Transform and load big data CSV files into a database

Summary

This code pattern shows you how to generate a set of CSV files, transform them using a tool called SQLite, and load them to a Db2 for z/OS database using a JDBC function called zload.

Description

This work was done as part of the Example Health set of code patterns, which demonstrate how cloud technology can access data stored on z/OS systems. We needed a way to generate a large amount of patient health care data to populate the Db2 for z/OS database. We found an open source tool called Synthea that generates the kind of synthentic data we wanted.

The Synthea CSV files needed to be transformed to match the table schemas used in the Example Health application. We found a public domain tool called SQLite which made these transformations easy.

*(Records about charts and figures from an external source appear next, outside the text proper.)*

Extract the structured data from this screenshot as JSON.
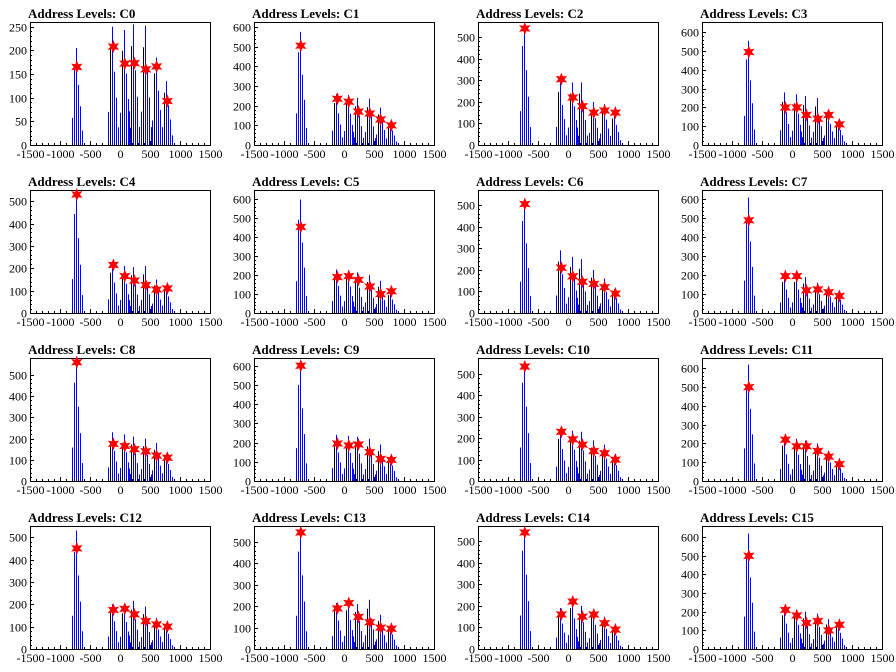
{
  "chart_data": [
    {
      "type": "bar",
      "title": "Address Levels: C0",
      "xlabel": "",
      "ylabel": "",
      "xlim": [
        -1500,
        1500
      ],
      "ylim": [
        0,
        260
      ],
      "xticks": [
        -1500,
        -1000,
        -500,
        0,
        500,
        1000,
        1500
      ],
      "yticks": [
        0,
        50,
        100,
        150,
        200,
        250
      ],
      "marker_x": [
        -720,
        -110,
        80,
        240,
        430,
        610,
        790
      ],
      "marker_y": [
        165,
        208,
        172,
        173,
        160,
        166,
        93
      ],
      "peaks": [
        [
          -720,
          205
        ],
        [
          -110,
          250
        ],
        [
          80,
          243
        ],
        [
          240,
          255
        ],
        [
          430,
          252
        ],
        [
          610,
          185
        ],
        [
          790,
          135
        ]
      ]
    },
    {
      "type": "bar",
      "title": "Address Levels: C1",
      "xlabel": "",
      "ylabel": "",
      "xlim": [
        -1500,
        1500
      ],
      "ylim": [
        0,
        625
      ],
      "xticks": [
        -1500,
        -1000,
        -500,
        0,
        500,
        1000,
        1500
      ],
      "yticks": [
        0,
        100,
        200,
        300,
        400,
        500,
        600
      ],
      "marker_x": [
        -720,
        -110,
        80,
        240,
        430,
        610,
        790
      ],
      "marker_y": [
        505,
        235,
        220,
        170,
        160,
        130,
        100
      ],
      "peaks": [
        [
          -720,
          575
        ],
        [
          -110,
          260
        ],
        [
          80,
          255
        ],
        [
          240,
          240
        ],
        [
          430,
          235
        ],
        [
          610,
          190
        ],
        [
          790,
          120
        ]
      ]
    },
    {
      "type": "bar",
      "title": "Address Levels: C2",
      "xlabel": "",
      "ylabel": "",
      "xlim": [
        -1500,
        1500
      ],
      "ylim": [
        0,
        570
      ],
      "xticks": [
        -1500,
        -1000,
        -500,
        0,
        500,
        1000,
        1500
      ],
      "yticks": [
        0,
        100,
        200,
        300,
        400,
        500
      ],
      "marker_x": [
        -720,
        -110,
        80,
        240,
        430,
        610,
        790
      ],
      "marker_y": [
        540,
        305,
        220,
        180,
        150,
        160,
        150
      ],
      "peaks": [
        [
          -720,
          560
        ],
        [
          -110,
          300
        ],
        [
          80,
          290
        ],
        [
          240,
          290
        ],
        [
          430,
          200
        ],
        [
          610,
          190
        ],
        [
          790,
          150
        ]
      ]
    },
    {
      "type": "bar",
      "title": "Address Levels: C3",
      "xlabel": "",
      "ylabel": "",
      "xlim": [
        -1500,
        1500
      ],
      "ylim": [
        0,
        655
      ],
      "xticks": [
        -1500,
        -1000,
        -500,
        0,
        500,
        1000,
        1500
      ],
      "yticks": [
        0,
        100,
        200,
        300,
        400,
        500,
        600
      ],
      "marker_x": [
        -720,
        -110,
        80,
        240,
        430,
        610,
        790
      ],
      "marker_y": [
        495,
        200,
        200,
        160,
        140,
        160,
        110
      ],
      "peaks": [
        [
          -720,
          555
        ],
        [
          -110,
          280
        ],
        [
          80,
          270
        ],
        [
          240,
          260
        ],
        [
          430,
          250
        ],
        [
          610,
          180
        ],
        [
          790,
          130
        ]
      ]
    },
    {
      "type": "bar",
      "title": "Address Levels: C4",
      "xlabel": "",
      "ylabel": "",
      "xlim": [
        -1500,
        1500
      ],
      "ylim": [
        0,
        550
      ],
      "xticks": [
        -1500,
        -1000,
        -500,
        0,
        500,
        1000,
        1500
      ],
      "yticks": [
        0,
        100,
        200,
        300,
        400,
        500
      ],
      "marker_x": [
        -720,
        -110,
        80,
        240,
        430,
        610,
        790
      ],
      "marker_y": [
        530,
        215,
        165,
        145,
        125,
        105,
        110
      ],
      "peaks": [
        [
          -720,
          540
        ],
        [
          -110,
          220
        ],
        [
          80,
          210
        ],
        [
          240,
          205
        ],
        [
          430,
          210
        ],
        [
          610,
          150
        ],
        [
          790,
          120
        ]
      ]
    },
    {
      "type": "bar",
      "title": "Address Levels: C5",
      "xlabel": "",
      "ylabel": "",
      "xlim": [
        -1500,
        1500
      ],
      "ylim": [
        0,
        650
      ],
      "xticks": [
        -1500,
        -1000,
        -500,
        0,
        500,
        1000,
        1500
      ],
      "yticks": [
        0,
        100,
        200,
        300,
        400,
        500,
        600
      ],
      "marker_x": [
        -720,
        -110,
        80,
        240,
        430,
        610,
        790
      ],
      "marker_y": [
        455,
        190,
        195,
        175,
        140,
        100,
        115
      ],
      "peaks": [
        [
          -720,
          600
        ],
        [
          -110,
          230
        ],
        [
          80,
          225
        ],
        [
          240,
          215
        ],
        [
          430,
          200
        ],
        [
          610,
          170
        ],
        [
          790,
          115
        ]
      ]
    },
    {
      "type": "bar",
      "title": "Address Levels: C6",
      "xlabel": "",
      "ylabel": "",
      "xlim": [
        -1500,
        1500
      ],
      "ylim": [
        0,
        570
      ],
      "xticks": [
        -1500,
        -1000,
        -500,
        0,
        500,
        1000,
        1500
      ],
      "yticks": [
        0,
        100,
        200,
        300,
        400,
        500
      ],
      "marker_x": [
        -720,
        -110,
        80,
        240,
        430,
        610,
        790
      ],
      "marker_y": [
        505,
        210,
        170,
        145,
        135,
        120,
        90
      ],
      "peaks": [
        [
          -720,
          520
        ],
        [
          -110,
          290
        ],
        [
          80,
          260
        ],
        [
          240,
          250
        ],
        [
          430,
          200
        ],
        [
          610,
          160
        ],
        [
          790,
          110
        ]
      ]
    },
    {
      "type": "bar",
      "title": "Address Levels: C7",
      "xlabel": "",
      "ylabel": "",
      "xlim": [
        -1500,
        1500
      ],
      "ylim": [
        0,
        650
      ],
      "xticks": [
        -1500,
        -1000,
        -500,
        0,
        500,
        1000,
        1500
      ],
      "yticks": [
        0,
        100,
        200,
        300,
        400,
        500,
        600
      ],
      "marker_x": [
        -720,
        -110,
        80,
        240,
        430,
        610,
        790
      ],
      "marker_y": [
        490,
        195,
        195,
        120,
        125,
        110,
        90
      ],
      "peaks": [
        [
          -720,
          610
        ],
        [
          -110,
          200
        ],
        [
          80,
          200
        ],
        [
          240,
          190
        ],
        [
          430,
          160
        ],
        [
          610,
          140
        ],
        [
          790,
          110
        ]
      ]
    },
    {
      "type": "bar",
      "title": "Address Levels: C8",
      "xlabel": "",
      "ylabel": "",
      "xlim": [
        -1500,
        1500
      ],
      "ylim": [
        0,
        580
      ],
      "xticks": [
        -1500,
        -1000,
        -500,
        0,
        500,
        1000,
        1500
      ],
      "yticks": [
        0,
        100,
        200,
        300,
        400,
        500
      ],
      "marker_x": [
        -720,
        -110,
        80,
        240,
        430,
        610,
        790
      ],
      "marker_y": [
        560,
        175,
        165,
        150,
        140,
        120,
        110
      ],
      "peaks": [
        [
          -720,
          565
        ],
        [
          -110,
          230
        ],
        [
          80,
          220
        ],
        [
          240,
          210
        ],
        [
          430,
          200
        ],
        [
          610,
          180
        ],
        [
          790,
          130
        ]
      ]
    },
    {
      "type": "bar",
      "title": "Address Levels: C9",
      "xlabel": "",
      "ylabel": "",
      "xlim": [
        -1500,
        1500
      ],
      "ylim": [
        0,
        640
      ],
      "xticks": [
        -1500,
        -1000,
        -500,
        0,
        500,
        1000,
        1500
      ],
      "yticks": [
        0,
        100,
        200,
        300,
        400,
        500,
        600
      ],
      "marker_x": [
        -720,
        -110,
        80,
        240,
        430,
        610,
        790
      ],
      "marker_y": [
        600,
        195,
        185,
        190,
        150,
        115,
        110
      ],
      "peaks": [
        [
          -720,
          610
        ],
        [
          -110,
          240
        ],
        [
          80,
          235
        ],
        [
          240,
          230
        ],
        [
          430,
          220
        ],
        [
          610,
          190
        ],
        [
          790,
          130
        ]
      ]
    },
    {
      "type": "bar",
      "title": "Address Levels: C10",
      "xlabel": "",
      "ylabel": "",
      "xlim": [
        -1500,
        1500
      ],
      "ylim": [
        0,
        575
      ],
      "xticks": [
        -1500,
        -1000,
        -500,
        0,
        500,
        1000,
        1500
      ],
      "yticks": [
        0,
        100,
        200,
        300,
        400,
        500
      ],
      "marker_x": [
        -720,
        -110,
        80,
        240,
        430,
        610,
        790
      ],
      "marker_y": [
        535,
        230,
        195,
        170,
        140,
        130,
        100
      ],
      "peaks": [
        [
          -720,
          560
        ],
        [
          -110,
          240
        ],
        [
          80,
          235
        ],
        [
          240,
          230
        ],
        [
          430,
          190
        ],
        [
          610,
          170
        ],
        [
          790,
          120
        ]
      ]
    },
    {
      "type": "bar",
      "title": "Address Levels: C11",
      "xlabel": "",
      "ylabel": "",
      "xlim": [
        -1500,
        1500
      ],
      "ylim": [
        0,
        655
      ],
      "xticks": [
        -1500,
        -1000,
        -500,
        0,
        500,
        1000,
        1500
      ],
      "yticks": [
        0,
        100,
        200,
        300,
        400,
        500,
        600
      ],
      "marker_x": [
        -720,
        -110,
        80,
        240,
        430,
        610,
        790
      ],
      "marker_y": [
        500,
        220,
        185,
        185,
        160,
        130,
        90
      ],
      "peaks": [
        [
          -720,
          620
        ],
        [
          -110,
          230
        ],
        [
          80,
          225
        ],
        [
          240,
          215
        ],
        [
          430,
          200
        ],
        [
          610,
          160
        ],
        [
          790,
          110
        ]
      ]
    },
    {
      "type": "bar",
      "title": "Address Levels: C12",
      "xlabel": "",
      "ylabel": "",
      "xlim": [
        -1500,
        1500
      ],
      "ylim": [
        0,
        550
      ],
      "xticks": [
        -1500,
        -1000,
        -500,
        0,
        500,
        1000,
        1500
      ],
      "yticks": [
        0,
        100,
        200,
        300,
        400,
        500
      ],
      "marker_x": [
        -720,
        -110,
        80,
        240,
        430,
        610,
        790
      ],
      "marker_y": [
        450,
        175,
        180,
        155,
        125,
        110,
        100
      ],
      "peaks": [
        [
          -720,
          530
        ],
        [
          -110,
          200
        ],
        [
          80,
          195
        ],
        [
          240,
          215
        ],
        [
          430,
          190
        ],
        [
          610,
          140
        ],
        [
          790,
          110
        ]
      ]
    },
    {
      "type": "bar",
      "title": "Address Levels: C13",
      "xlabel": "",
      "ylabel": "",
      "xlim": [
        -1500,
        1500
      ],
      "ylim": [
        0,
        575
      ],
      "xticks": [
        -1500,
        -1000,
        -500,
        0,
        500,
        1000,
        1500
      ],
      "yticks": [
        0,
        100,
        200,
        300,
        400,
        500
      ],
      "marker_x": [
        -720,
        -110,
        80,
        240,
        430,
        610,
        790
      ],
      "marker_y": [
        545,
        190,
        215,
        150,
        125,
        100,
        95
      ],
      "peaks": [
        [
          -720,
          555
        ],
        [
          -110,
          215
        ],
        [
          80,
          220
        ],
        [
          240,
          210
        ],
        [
          430,
          230
        ],
        [
          610,
          160
        ],
        [
          790,
          110
        ]
      ]
    },
    {
      "type": "bar",
      "title": "Address Levels: C14",
      "xlabel": "",
      "ylabel": "",
      "xlim": [
        -1500,
        1500
      ],
      "ylim": [
        0,
        570
      ],
      "xticks": [
        -1500,
        -1000,
        -500,
        0,
        500,
        1000,
        1500
      ],
      "yticks": [
        0,
        100,
        200,
        300,
        400,
        500
      ],
      "marker_x": [
        -720,
        -110,
        80,
        240,
        430,
        610,
        790
      ],
      "marker_y": [
        540,
        160,
        220,
        150,
        160,
        120,
        90
      ],
      "peaks": [
        [
          -720,
          555
        ],
        [
          -110,
          190
        ],
        [
          80,
          230
        ],
        [
          240,
          200
        ],
        [
          430,
          180
        ],
        [
          610,
          150
        ],
        [
          790,
          100
        ]
      ]
    },
    {
      "type": "bar",
      "title": "Address Levels: C15",
      "xlabel": "",
      "ylabel": "",
      "xlim": [
        -1500,
        1500
      ],
      "ylim": [
        0,
        660
      ],
      "xticks": [
        -1500,
        -1000,
        -500,
        0,
        500,
        1000,
        1500
      ],
      "yticks": [
        0,
        100,
        200,
        300,
        400,
        500,
        600
      ],
      "marker_x": [
        -720,
        -110,
        80,
        240,
        430,
        610,
        790
      ],
      "marker_y": [
        500,
        210,
        180,
        140,
        150,
        100,
        130
      ],
      "peaks": [
        [
          -720,
          620
        ],
        [
          -110,
          220
        ],
        [
          80,
          210
        ],
        [
          240,
          200
        ],
        [
          430,
          190
        ],
        [
          610,
          160
        ],
        [
          790,
          140
        ]
      ]
    }
  ],
  "colors": {
    "histogram": "#0000ff",
    "histogram_dark": "#000000",
    "marker": "#ff0000",
    "axis": "#000000",
    "background": "#ffffff"
  }
}
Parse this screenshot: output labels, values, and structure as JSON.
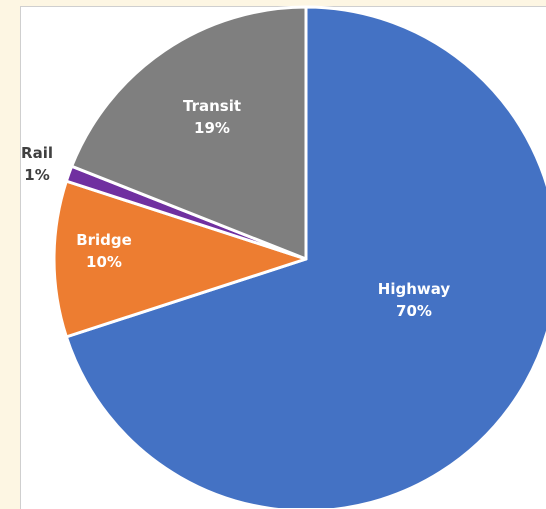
{
  "chart_data": {
    "type": "pie",
    "title": "",
    "slices": [
      {
        "label": "Highway",
        "value": 70,
        "pct_label": "70%",
        "color": "#4472c4",
        "label_color": "#ffffff"
      },
      {
        "label": "Bridge",
        "value": 10,
        "pct_label": "10%",
        "color": "#ed7d31",
        "label_color": "#ffffff"
      },
      {
        "label": "Rail",
        "value": 1,
        "pct_label": "1%",
        "color": "#7030a0",
        "label_color": "#404040"
      },
      {
        "label": "Transit",
        "value": 19,
        "pct_label": "19%",
        "color": "#7f7f7f",
        "label_color": "#ffffff"
      }
    ],
    "start_angle_deg": 0,
    "direction": "clockwise",
    "slice_border_color": "#ffffff",
    "background": "#fdf6e3"
  }
}
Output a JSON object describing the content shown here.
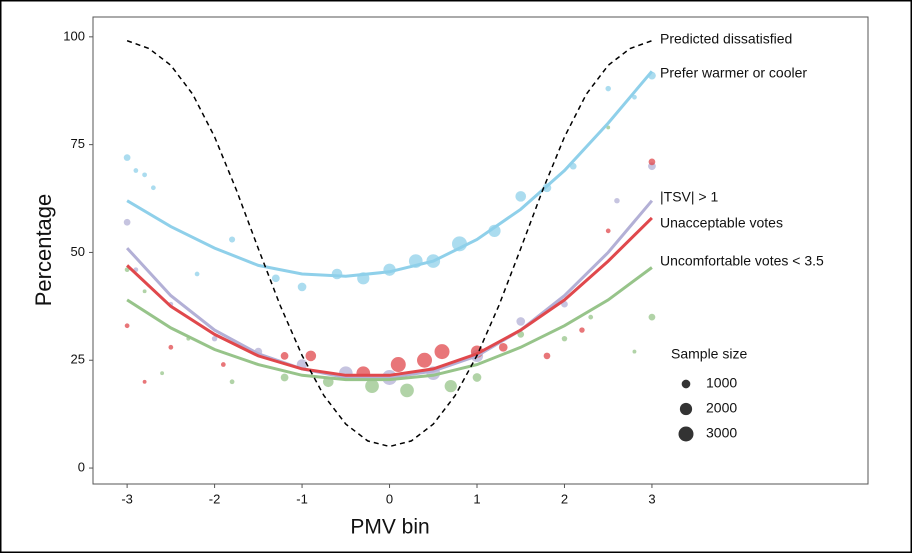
{
  "chart_data": {
    "type": "scatter",
    "xlabel": "PMV bin",
    "ylabel": "Percentage",
    "xlim": [
      -3.39,
      5.47
    ],
    "ylim": [
      -3.7,
      104.6
    ],
    "xticks": [
      -3,
      -2,
      -1,
      0,
      1,
      2,
      3
    ],
    "yticks": [
      0,
      25,
      50,
      75,
      100
    ],
    "ppd": {
      "name": "Predicted dissatisfied",
      "color": "#000000",
      "x": [
        -3,
        -2.75,
        -2.5,
        -2.25,
        -2,
        -1.75,
        -1.5,
        -1.25,
        -1,
        -0.75,
        -0.5,
        -0.25,
        0,
        0.25,
        0.5,
        0.75,
        1,
        1.25,
        1.5,
        1.75,
        2,
        2.25,
        2.5,
        2.75,
        3
      ],
      "values": [
        99.1,
        97.3,
        93.4,
        86.7,
        76.8,
        64.4,
        50.9,
        37.7,
        26.1,
        16.8,
        10.2,
        6.3,
        5,
        6.3,
        10.2,
        16.8,
        26.1,
        37.7,
        50.9,
        64.4,
        76.8,
        86.7,
        93.4,
        97.3,
        99.1
      ]
    },
    "fit_x": [
      -3,
      -2.5,
      -2,
      -1.5,
      -1,
      -0.5,
      0,
      0.5,
      1,
      1.5,
      2,
      2.5,
      3
    ],
    "series": [
      {
        "name": "Prefer warmer or cooler",
        "color": "#8fd0ea",
        "x": [
          -3,
          -2.9,
          -2.8,
          -2.7,
          -2.2,
          -1.8,
          -1.3,
          -1,
          -0.6,
          -0.3,
          0,
          0.3,
          0.5,
          0.8,
          1.2,
          1.5,
          1.8,
          2.1,
          2.5,
          2.8,
          3
        ],
        "values": [
          72,
          69,
          68,
          65,
          45,
          53,
          44,
          42,
          45,
          44,
          46,
          48,
          48,
          52,
          55,
          63,
          65,
          70,
          88,
          86,
          91
        ],
        "sizes": [
          600,
          300,
          300,
          300,
          300,
          500,
          800,
          1000,
          1500,
          2000,
          2000,
          2500,
          2500,
          3000,
          2000,
          1500,
          1000,
          600,
          400,
          300,
          800
        ],
        "fit_values": [
          62,
          56,
          51,
          47,
          45,
          44.5,
          45.5,
          48,
          53,
          60,
          69,
          80,
          92
        ]
      },
      {
        "name": "|TSV| > 1",
        "color": "#b3b0d6",
        "x": [
          -3,
          -2.9,
          -2.5,
          -2,
          -1.5,
          -1,
          -0.5,
          0,
          0.5,
          1,
          1.5,
          2,
          2.6,
          3
        ],
        "values": [
          57,
          46,
          38,
          30,
          27,
          24,
          22,
          21,
          22,
          26,
          34,
          38,
          62,
          70
        ],
        "sizes": [
          600,
          300,
          300,
          400,
          800,
          1500,
          2500,
          3000,
          2500,
          2000,
          1000,
          600,
          400,
          800
        ],
        "fit_values": [
          51,
          40,
          32,
          26.5,
          23,
          21,
          21,
          22.5,
          26,
          32,
          40,
          50,
          62
        ]
      },
      {
        "name": "Unacceptable votes",
        "color": "#e0484c",
        "x": [
          -3,
          -2.8,
          -2.5,
          -1.9,
          -1.2,
          -0.9,
          -0.3,
          0.1,
          0.4,
          0.6,
          1,
          1.3,
          1.8,
          2.2,
          2.5,
          3
        ],
        "values": [
          33,
          20,
          28,
          24,
          26,
          26,
          22,
          24,
          25,
          27,
          27,
          28,
          26,
          32,
          55,
          71
        ],
        "sizes": [
          300,
          200,
          300,
          300,
          800,
          1500,
          2500,
          3000,
          3000,
          3000,
          2000,
          1000,
          600,
          400,
          300,
          600
        ],
        "fit_values": [
          47,
          37.5,
          31,
          26,
          23,
          21.5,
          21.5,
          23,
          26.5,
          32,
          39,
          48,
          58
        ]
      },
      {
        "name": "Uncomfortable votes < 3.5",
        "color": "#97c48a",
        "x": [
          -3,
          -2.8,
          -2.6,
          -2.3,
          -1.8,
          -1.2,
          -0.7,
          -0.2,
          0.2,
          0.7,
          1,
          1.5,
          2,
          2.3,
          2.5,
          2.8,
          3
        ],
        "values": [
          46,
          41,
          22,
          30,
          20,
          21,
          20,
          19,
          18,
          19,
          21,
          31,
          30,
          35,
          79,
          27,
          35
        ],
        "sizes": [
          300,
          200,
          200,
          200,
          300,
          800,
          1500,
          2500,
          2500,
          2000,
          1000,
          600,
          400,
          300,
          200,
          200,
          600
        ],
        "fit_values": [
          39,
          32.5,
          27.5,
          24,
          21.5,
          20.5,
          20.5,
          21.5,
          24,
          28,
          33,
          39,
          46.5
        ]
      }
    ],
    "size_legend": {
      "title": "Sample size",
      "values": [
        1000,
        2000,
        3000
      ]
    }
  }
}
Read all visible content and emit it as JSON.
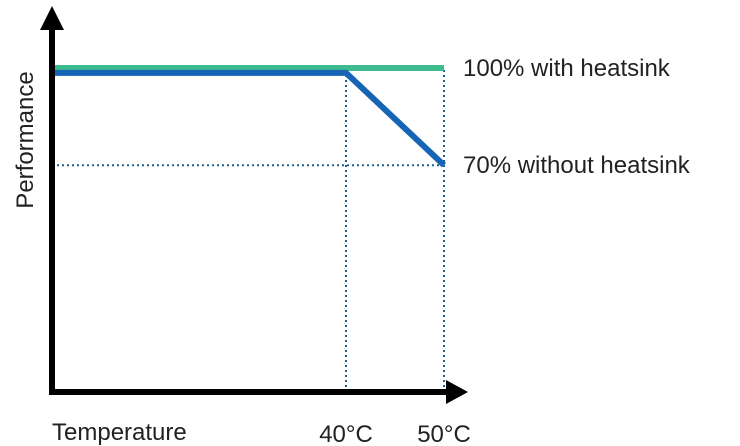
{
  "chart_data": {
    "type": "line",
    "title": "",
    "xlabel": "Temperature",
    "ylabel": "Performance",
    "x_ticks": [
      {
        "value": 40,
        "label": "40°C"
      },
      {
        "value": 50,
        "label": "50°C"
      }
    ],
    "xlim": [
      10,
      50
    ],
    "ylim": [
      0,
      100
    ],
    "grid": false,
    "legend": "none",
    "series": [
      {
        "name": "",
        "color": "#3dbb8e",
        "points": [
          [
            10,
            100
          ],
          [
            50,
            100
          ]
        ],
        "end_label": "100% with heatsink"
      },
      {
        "name": "",
        "color": "#1565b4",
        "points": [
          [
            10,
            98.5
          ],
          [
            40,
            98.5
          ],
          [
            50,
            70
          ]
        ],
        "end_label": "70% without heatsink"
      }
    ],
    "reference_lines": [
      {
        "orientation": "vertical",
        "x": 40,
        "from_y": 0,
        "to_y": 98.5
      },
      {
        "orientation": "vertical",
        "x": 50,
        "from_y": 0,
        "to_y": 100
      },
      {
        "orientation": "horizontal",
        "y": 70,
        "from_x": 10,
        "to_x": 50
      }
    ],
    "axis_color": "#000000",
    "reference_color": "#1f5f8b"
  }
}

Finally, the transformed CSV files needed to be loaded from a distributed workstation into the Db2 for z/OS database. We used a JDBC function called zload to accomplish this. zload requires Db2 for z/OS version 12.

Flow

A shell script (run.sh or run.bat) drives the processing. There are four main steps as shown below.

flow

  1. The Synthea tool is called to generate a set of CSV files containing synthesized patient health care data.
  2. A JDBC program is called to determine the current maximum patient number in the DB2 for z/OS database.
  3. The SQLite program is called to transform the CSV files produced by Synthea to match the schema of the DB2 for z/OS database.
  4. A JDBC program is called to load the transformed CSV files into the DB2 for z/OS database tables.

Instructions

Find the detailed steps for this pattern in the README file. The steps show you how to:

  1. Install the required tools.
  2. Clone and build the project.
  3. Clone and build the Synthea project.
  4. Change the properties in synthea/src/main/resources/synthea.properties as necessary.
  5. Create the DB2 for z/OS database.
  6. Set up environment variables that the script requires to connect to your DB2 for z/OS database.
  7. Run the script from the project with the current directory set to the Synthea project.